Il y a ce côté rebelle qui fait tendrement sourire. Cette performance de marionnettiste qui fascine. Et puis, il y a aussi un certain embarras face à la vacuité du sujet dont essaient de s’emparer les artistes. Sans convaincre sur le fond, « Chambre noire » présente un autre intérêt, de nature formelle ; or, la dialectique déséquilibrée entre le premier et le second ne cesse de confondre le spectateur.
Car « Chambre noire » revendique un point de départ soi-disant radical et pourtant des plus « mainstream » à l’heure actuelle : une plongée dans la vie grunge de Valérie Jean Solanas, jeune américaine psychologue et psychotique qui aurait défendu un féminisme politique assumé avant l’heure. Quelles que soient les attentes diverses du public face au sujet, le geste déceptif de la pièce se cristallise essentiellement dans le fait que la promesse originelle n’est jamais tenue. Vendue comme la découverte d’un être étonnant et révolutionnaire, « Chambre noire » ne dévoile, in fine, qu’un semblant d’histoire et de psychologie réchauffés. Où donc est la « complexité » annoncée ? L’enquête sur la condition humaine ? Le regard acide sur notre société ?
Contrariante, la pièce l’est d’autant plus qu’elle n’avait nullement besoin de se farder d’autant de prétextes. Sous la surface bon chic bon genre d’une trame narrative ennuyeuse et d’un propos inconsistant, les artistes font affleurer un véritable talent pour la mise en scène et le jeu avec la matière, qu’il s’agisse de celle de la lumière ou encore des marionnettes.
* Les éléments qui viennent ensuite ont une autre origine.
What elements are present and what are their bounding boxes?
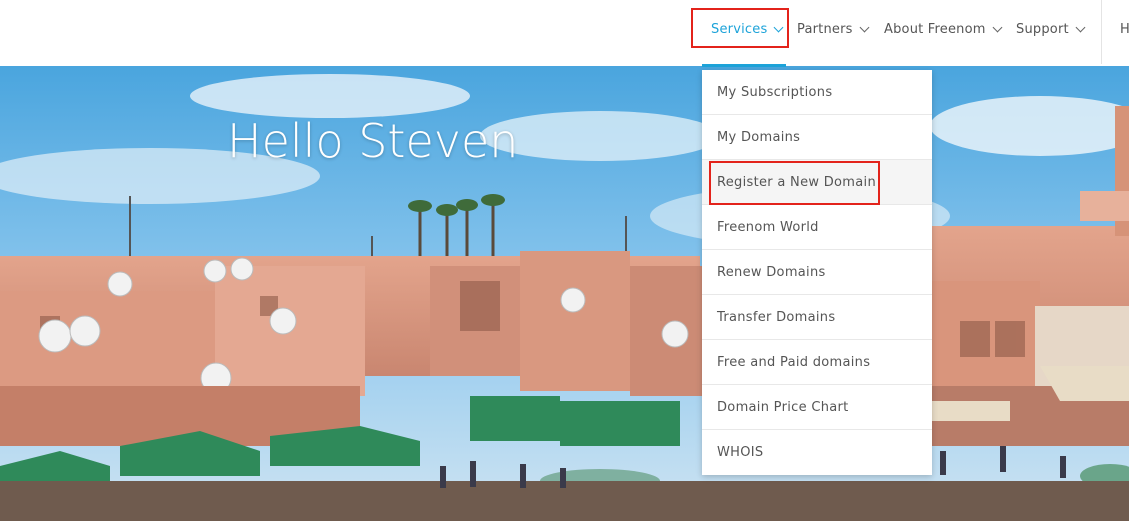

Si la fougue de « La Faculté des rêves » de Sara Stridsberg dont est inspirée la pièce réussit à transparaître, c’est parce que Yngvild Aspeli et Paola Rizza déroulent intelligemment le fil visuel et sonore qui agite la prose du roman suédois. Le talent de la marionnettiste est évident et c’est là que tout le charme opère. Empruntant au fantastique, à l’onirique, la platitude du propos initial prend enfin une tout autre dimension, sculpturale et presque mystique.